James, a journalist, spent years researching the breath, and along the way turned himself into a human guinea pig, testing the results of mouth breathing. The results were staggering. In 10 days, he developed sleep apnoea, high blood pressure and his stress levels were off the chart – just as a result of not breathing through his nose.
Drawing on thousands of years of medical texts and studies, more findings he found on breathing correctly were miraculous. Modern research shows that if we make even a slight adjustment to the way we exhale and inhale, it can have wide reaching effects on our health – from jump-starting athletic performance to halting asthma and autoimmune disease. It can even straighten scoliotic spines.
I thought about Nestor’s book and what my surgeon said every day, and I went months without a sinus infection, let alone a cold. But then, I got a huge one. The link between that sickness and a very stressful few months leading up to it (where I had slipped back into bad, old habits) was undeniable.
Perhaps a breathing coach could help?
I went to see Dina Ceniza of The Breathe Clinic. With a Bachelor of Science (Biomedical Science) under her belt, Ceniza is a certified practitioner in buteyko – a method of retraining your breathing, developed in the 1950s by Dr Konstantin Buteyko, a Russian doctor.
Ceniza came across the method after ending up in the emergency department with heart palpitations and difficulty breathing, and fearing that she may be having a heart attack.
“I went to medical school.
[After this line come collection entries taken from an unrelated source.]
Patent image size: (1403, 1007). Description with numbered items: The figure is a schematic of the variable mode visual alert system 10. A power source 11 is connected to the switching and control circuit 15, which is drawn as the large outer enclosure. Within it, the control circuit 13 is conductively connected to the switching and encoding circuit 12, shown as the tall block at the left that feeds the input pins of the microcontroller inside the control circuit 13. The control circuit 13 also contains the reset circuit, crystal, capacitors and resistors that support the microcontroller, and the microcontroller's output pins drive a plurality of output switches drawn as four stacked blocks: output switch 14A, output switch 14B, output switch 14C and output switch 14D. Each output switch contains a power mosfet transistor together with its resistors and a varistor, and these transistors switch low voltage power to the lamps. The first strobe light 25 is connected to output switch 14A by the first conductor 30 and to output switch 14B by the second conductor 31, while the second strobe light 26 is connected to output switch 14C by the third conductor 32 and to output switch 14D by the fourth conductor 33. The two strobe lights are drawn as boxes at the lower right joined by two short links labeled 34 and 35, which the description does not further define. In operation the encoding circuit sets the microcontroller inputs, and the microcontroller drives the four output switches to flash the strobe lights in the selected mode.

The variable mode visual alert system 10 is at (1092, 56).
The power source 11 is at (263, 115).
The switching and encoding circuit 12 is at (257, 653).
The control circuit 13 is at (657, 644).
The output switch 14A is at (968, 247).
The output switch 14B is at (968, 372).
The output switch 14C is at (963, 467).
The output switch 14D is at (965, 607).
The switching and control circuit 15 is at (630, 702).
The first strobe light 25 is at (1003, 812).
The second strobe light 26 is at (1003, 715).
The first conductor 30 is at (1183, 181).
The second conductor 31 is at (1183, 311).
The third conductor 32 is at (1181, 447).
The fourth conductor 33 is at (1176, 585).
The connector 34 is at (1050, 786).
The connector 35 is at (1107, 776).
I’m not a doctor because I didn’t finish, but my husband knows I’m not someone to say I need to go to the hospital unless I really mean it,” she says.
Her heart was fine, but she continued to have issues, and was hospitalised twice with suspected allergies and asthma attacks. That was when she was introduced to buteyko by a doctor, and was able to significantly reduce her medication.
Eager to share her passion, Ceniza took me through a range of tests at her practice, including hooking me up to a capnograph, which measures the concentration of carbon dioxide (CO₂) in exhaled air, and can evaluate your breathing patterns and habits.
There is a great focus on CO₂ levels in buteyko, as its inventor found that changes in those levels – caused by unhealthy breathing habits – actually cause changes in blood chemistry and our metabolism. Over time, that shows up as a range of symptoms and diseases.
“We know CO₂ helps to regulate breathing,” Ceniza says, “but CO₂ also calms the nervous system, so people who have low CO₂ have a hyper-reactive, hyper-vigilant nervous system. So, for those prone to it, it can also cause anxiety, panic attacks or, at the very least, high stress.”
For me, the capnograph delivered some good news. When I was at rest, I was only breathing through my nose, and my oxygen saturation levels were spot on at 97 per cent.
To do our own test on the effect of mouth breathing, I spent a minute inhaling just through my mouth. My CO₂ levels began dropping drastically and, even once I resumed nasal breathing, it was more than five minutes before my levels recovered to what they were before.
But, the capnograph wasn’t all good news. “You have chronic hyperventilation,” Ceniza told me. “It’s currently mild, and the good news is there is something you can do about it.” My results came as little surprise to Ceniza, as she has seen a constant link between chronic illness and hyperventilation.
Ultimately, she says, we each want to be breathing in just four to six litres of oxygen each minute. I was taking in 7.5 litres. Added to that, when I wasn’t thinking about it, my breathing was 100 per cent happening in my upper chest again, rather than being diaphragmatic. As a result, my CO₂ levels were below optimum.
While I’m still in the “mild” stage, Ceniza suggested some exercises I do at home for just five minutes a day, and to check in with her on my progress, which could be enough to improve my breathing by 20 per cent and bring me in line with where I should be.
But, already, I’m considering the investment of a course with her as a breathing coach. If something so small, something we all do without thinking, can make such a big difference to our health, surely it’s an investment worth making.